折耳型轴向分隔螺旋折流板换热器是一种在周向重叠螺旋折流板换热器基础上提出的新型螺旋折流板换热器。它不仅继承了周向重叠方案的优良特征，还融合了轴向分隔和折耳两种新技术。轴向分隔技术通过在相邻折流板之间加装分隔套管来实现较大的通流面积。折耳技术有利于相邻折流板在折耳区被分隔套管垂直并压紧。本项目将通过实验研究和数值模拟的方法探索该换热器的流场特性、强化传热机理及其他影响因素。重点研究：(1) 轴向分隔度和折耳对壳侧二次流、螺旋流及整个换热器性能的影响；(2) 当量倾斜角与倾斜角的差值对传热与流动阻力性能的影响；(3) 相邻折流板梯形区的泄漏模式及附近流场分布；(4) 分析和关联实验和模拟数据，拟合出折耳型轴向分隔螺旋折流板换热器壳侧对流换热系数、阻力系数的准则数关联式，揭示其强化传热机理，建立起更加完善的螺旋折流板换热器工程设计与应用体系，为工程应用和推广提供设计方法和理论依据。

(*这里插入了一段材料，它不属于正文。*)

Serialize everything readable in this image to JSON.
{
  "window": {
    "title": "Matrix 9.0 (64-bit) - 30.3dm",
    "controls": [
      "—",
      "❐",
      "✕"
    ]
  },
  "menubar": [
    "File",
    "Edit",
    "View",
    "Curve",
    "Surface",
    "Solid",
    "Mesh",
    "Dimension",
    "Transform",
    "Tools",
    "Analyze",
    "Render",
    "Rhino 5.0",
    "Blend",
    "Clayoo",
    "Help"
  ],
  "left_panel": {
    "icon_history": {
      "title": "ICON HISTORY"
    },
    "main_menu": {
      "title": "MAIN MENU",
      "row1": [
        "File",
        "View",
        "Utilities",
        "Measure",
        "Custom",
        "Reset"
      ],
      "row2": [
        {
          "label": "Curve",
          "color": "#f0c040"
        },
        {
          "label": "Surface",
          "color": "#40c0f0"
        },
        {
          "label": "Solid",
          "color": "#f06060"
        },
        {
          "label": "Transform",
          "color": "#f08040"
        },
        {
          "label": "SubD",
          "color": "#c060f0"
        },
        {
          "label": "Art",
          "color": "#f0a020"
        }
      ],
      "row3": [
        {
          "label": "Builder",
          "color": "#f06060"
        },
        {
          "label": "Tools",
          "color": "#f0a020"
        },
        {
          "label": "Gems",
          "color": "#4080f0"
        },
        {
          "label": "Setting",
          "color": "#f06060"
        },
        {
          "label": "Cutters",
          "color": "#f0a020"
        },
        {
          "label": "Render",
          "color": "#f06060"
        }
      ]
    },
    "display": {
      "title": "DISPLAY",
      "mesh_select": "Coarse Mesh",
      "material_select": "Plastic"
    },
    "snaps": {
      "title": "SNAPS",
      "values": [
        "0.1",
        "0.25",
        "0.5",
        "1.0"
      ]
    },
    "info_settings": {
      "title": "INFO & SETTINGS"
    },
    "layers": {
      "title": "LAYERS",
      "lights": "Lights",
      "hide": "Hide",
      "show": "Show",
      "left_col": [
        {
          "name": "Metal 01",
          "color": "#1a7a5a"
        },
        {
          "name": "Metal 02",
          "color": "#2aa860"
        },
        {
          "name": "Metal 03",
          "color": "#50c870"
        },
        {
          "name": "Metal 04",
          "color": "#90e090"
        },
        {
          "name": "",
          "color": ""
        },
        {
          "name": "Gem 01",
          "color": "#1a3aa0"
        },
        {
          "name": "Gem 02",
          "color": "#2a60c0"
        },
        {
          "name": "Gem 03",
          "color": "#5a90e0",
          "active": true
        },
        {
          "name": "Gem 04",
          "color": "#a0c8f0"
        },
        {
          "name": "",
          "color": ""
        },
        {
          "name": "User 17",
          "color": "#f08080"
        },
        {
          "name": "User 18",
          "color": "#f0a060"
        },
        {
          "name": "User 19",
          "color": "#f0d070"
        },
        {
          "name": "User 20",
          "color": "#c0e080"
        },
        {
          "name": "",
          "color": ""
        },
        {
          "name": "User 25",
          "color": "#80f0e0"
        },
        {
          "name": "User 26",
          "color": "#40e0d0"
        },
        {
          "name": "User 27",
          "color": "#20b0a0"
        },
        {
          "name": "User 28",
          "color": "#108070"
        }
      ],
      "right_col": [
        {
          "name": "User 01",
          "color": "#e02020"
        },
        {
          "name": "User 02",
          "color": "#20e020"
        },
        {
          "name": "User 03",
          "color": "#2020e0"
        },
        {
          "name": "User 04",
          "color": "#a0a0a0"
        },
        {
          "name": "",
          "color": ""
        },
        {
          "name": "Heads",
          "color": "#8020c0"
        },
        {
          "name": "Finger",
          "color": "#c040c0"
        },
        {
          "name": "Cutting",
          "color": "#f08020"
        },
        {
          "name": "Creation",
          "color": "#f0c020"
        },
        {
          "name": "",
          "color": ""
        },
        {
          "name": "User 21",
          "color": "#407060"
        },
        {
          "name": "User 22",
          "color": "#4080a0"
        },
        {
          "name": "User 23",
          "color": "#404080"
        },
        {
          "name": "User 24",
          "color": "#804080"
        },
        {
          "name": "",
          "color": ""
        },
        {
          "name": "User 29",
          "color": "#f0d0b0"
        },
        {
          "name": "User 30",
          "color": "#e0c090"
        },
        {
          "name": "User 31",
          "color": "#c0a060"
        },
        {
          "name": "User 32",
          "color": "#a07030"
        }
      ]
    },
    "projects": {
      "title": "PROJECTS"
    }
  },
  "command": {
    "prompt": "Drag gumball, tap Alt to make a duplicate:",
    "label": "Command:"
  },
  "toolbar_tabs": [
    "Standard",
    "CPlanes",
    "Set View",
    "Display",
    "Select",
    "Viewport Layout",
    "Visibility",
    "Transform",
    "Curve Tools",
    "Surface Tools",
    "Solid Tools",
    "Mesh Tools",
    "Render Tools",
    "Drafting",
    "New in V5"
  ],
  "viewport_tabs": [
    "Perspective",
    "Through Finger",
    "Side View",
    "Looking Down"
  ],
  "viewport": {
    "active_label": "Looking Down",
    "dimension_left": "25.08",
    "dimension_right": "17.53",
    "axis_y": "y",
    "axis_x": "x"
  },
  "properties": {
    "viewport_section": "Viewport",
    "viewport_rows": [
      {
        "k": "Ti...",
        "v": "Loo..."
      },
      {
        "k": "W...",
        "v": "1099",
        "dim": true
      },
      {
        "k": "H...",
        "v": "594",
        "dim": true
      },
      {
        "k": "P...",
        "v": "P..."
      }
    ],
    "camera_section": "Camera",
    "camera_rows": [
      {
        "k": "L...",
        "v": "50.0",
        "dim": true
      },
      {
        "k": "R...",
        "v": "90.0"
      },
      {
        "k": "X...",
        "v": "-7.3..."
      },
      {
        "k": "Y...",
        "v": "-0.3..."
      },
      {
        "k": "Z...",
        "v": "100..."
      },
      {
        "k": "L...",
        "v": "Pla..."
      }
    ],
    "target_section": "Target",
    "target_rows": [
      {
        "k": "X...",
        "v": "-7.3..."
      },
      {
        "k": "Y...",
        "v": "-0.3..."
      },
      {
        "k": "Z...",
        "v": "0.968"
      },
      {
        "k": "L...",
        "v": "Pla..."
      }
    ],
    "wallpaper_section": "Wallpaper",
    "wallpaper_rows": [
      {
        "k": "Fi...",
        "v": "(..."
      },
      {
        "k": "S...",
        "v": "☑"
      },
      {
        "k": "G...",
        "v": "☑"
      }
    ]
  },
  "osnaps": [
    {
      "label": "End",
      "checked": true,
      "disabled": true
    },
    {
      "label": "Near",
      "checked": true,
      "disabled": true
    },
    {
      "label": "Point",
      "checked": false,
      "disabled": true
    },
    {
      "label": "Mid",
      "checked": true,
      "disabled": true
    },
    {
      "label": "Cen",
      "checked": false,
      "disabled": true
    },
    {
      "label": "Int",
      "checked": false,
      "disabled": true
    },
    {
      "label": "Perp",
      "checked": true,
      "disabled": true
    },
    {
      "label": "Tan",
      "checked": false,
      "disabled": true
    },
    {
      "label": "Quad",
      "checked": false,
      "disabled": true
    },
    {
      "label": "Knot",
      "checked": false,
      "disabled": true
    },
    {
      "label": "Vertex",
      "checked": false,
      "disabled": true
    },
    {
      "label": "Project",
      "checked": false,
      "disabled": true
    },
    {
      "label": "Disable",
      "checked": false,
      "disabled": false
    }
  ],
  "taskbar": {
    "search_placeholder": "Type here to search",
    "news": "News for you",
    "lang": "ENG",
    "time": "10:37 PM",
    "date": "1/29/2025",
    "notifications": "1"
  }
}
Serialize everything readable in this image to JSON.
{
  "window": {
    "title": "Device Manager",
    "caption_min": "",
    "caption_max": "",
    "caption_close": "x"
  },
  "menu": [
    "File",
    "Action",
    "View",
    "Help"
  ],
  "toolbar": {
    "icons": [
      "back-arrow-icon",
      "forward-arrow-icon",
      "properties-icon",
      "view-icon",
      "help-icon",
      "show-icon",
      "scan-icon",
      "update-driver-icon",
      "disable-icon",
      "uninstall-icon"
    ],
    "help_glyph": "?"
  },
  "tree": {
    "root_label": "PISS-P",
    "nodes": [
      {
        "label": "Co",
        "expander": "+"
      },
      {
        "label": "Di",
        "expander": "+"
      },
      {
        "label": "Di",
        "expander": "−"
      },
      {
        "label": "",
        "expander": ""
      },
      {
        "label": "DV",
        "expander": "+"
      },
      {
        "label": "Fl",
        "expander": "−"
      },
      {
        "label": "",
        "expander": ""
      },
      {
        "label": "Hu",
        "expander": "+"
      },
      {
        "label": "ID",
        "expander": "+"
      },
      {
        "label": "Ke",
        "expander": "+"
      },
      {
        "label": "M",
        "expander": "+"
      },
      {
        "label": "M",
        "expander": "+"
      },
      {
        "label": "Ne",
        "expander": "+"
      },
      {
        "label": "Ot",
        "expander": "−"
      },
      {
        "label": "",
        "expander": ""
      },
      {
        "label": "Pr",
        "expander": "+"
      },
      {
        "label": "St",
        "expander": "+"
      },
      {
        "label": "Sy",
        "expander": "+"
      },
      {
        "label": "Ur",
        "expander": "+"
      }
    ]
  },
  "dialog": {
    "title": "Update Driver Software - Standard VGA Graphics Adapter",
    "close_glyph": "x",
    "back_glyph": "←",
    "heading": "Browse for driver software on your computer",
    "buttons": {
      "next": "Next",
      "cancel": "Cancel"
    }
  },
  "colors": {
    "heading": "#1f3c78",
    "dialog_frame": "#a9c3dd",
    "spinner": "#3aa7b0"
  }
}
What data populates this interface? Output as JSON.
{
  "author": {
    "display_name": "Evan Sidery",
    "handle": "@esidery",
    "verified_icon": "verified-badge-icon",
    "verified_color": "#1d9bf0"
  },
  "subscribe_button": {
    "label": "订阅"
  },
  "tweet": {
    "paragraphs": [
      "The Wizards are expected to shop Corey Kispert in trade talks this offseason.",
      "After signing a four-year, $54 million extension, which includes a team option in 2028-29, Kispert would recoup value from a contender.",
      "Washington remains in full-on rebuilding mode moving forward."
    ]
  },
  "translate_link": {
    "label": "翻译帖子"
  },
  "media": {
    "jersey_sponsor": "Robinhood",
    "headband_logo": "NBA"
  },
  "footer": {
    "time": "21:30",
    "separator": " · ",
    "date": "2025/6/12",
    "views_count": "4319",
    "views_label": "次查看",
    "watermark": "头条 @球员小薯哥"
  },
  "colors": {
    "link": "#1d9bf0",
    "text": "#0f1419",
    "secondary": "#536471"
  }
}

为了研究折耳型轴向分隔非连续螺旋折流板换热器的流动和传热性能，进行了系列研究。集中对折流板倾斜角为10°、15°和20°的三分扇形折流板，折流板倾斜角为15°的三分椭圆折流板和折流板倾斜角为20°的轴向搭接方案进行测试分析；对倾斜角为20°、24°、28°和32°的周向重叠三分螺旋折流板换热器进行传热特性研究。对周向重叠、首尾相连、轴向搭接和缺口堵死等方案进行对比；最后对折流板倾斜角取28.5°，折耳区垂直拉杆，轴向分隔间距为零的折耳型轴向分隔三分螺旋折流板换热器以及作为对比的弓形折流板换热器进行水-水传热性能研究。借助数值模拟的优势，构建了一系列特殊切片，通过切片的不同位置和组合结构，深入剖析螺旋通道内清晰的局部流场特性和传热性能。结果表明：在研究范围内，折耳型周向重叠螺旋换热器的壳侧换热系数比弓形方案的对应值高4.88%到5.84%，而弓形方案的压降却比螺旋方案高57.14%到59.14%，尤其在大质量流量区间，弓形方案的压降增速更加明显，即折耳型周向重叠螺旋方案的壳侧综合性能(hs/Δps)、壳侧单位泵功综合性能(ρs·hs)/(Δps·Gs)的平均值比弓形方案分别高66.30%和66.23%。影响折耳型轴向分隔螺旋折流板换热器传热与流动的因素主要有螺旋折流板倾斜角、周向重叠、折流板数量、折流板组装方式、折耳以及轴向分隔量等结构影响因素。折耳结构封闭了相邻折流板之间的缺口，可有效抑制三角区的内部泄漏并促进迪恩涡二次流的发展壮大，增强壳侧对流换热系数。轴向分隔结构为非固定螺旋导程换热器提供了应用方案，但单独分隔间距加大时会降低传热系数和壳程流动阻力，影响用户对较高换热量的需要。那么将轴向分隔和折耳结构相融合，就能很好的实现高效低阻的功效。一系列水水传热性能参数为螺旋折流板换热器的热力设计计算、完善通用的螺旋折流板换热器的设计程序的应用和推广提供了理论分析数据和工程应用价值。为寻求新的螺旋折流板换热器通用计算模型提供预测方法，为管壳式换热器的新型结构的演变创造研究基础。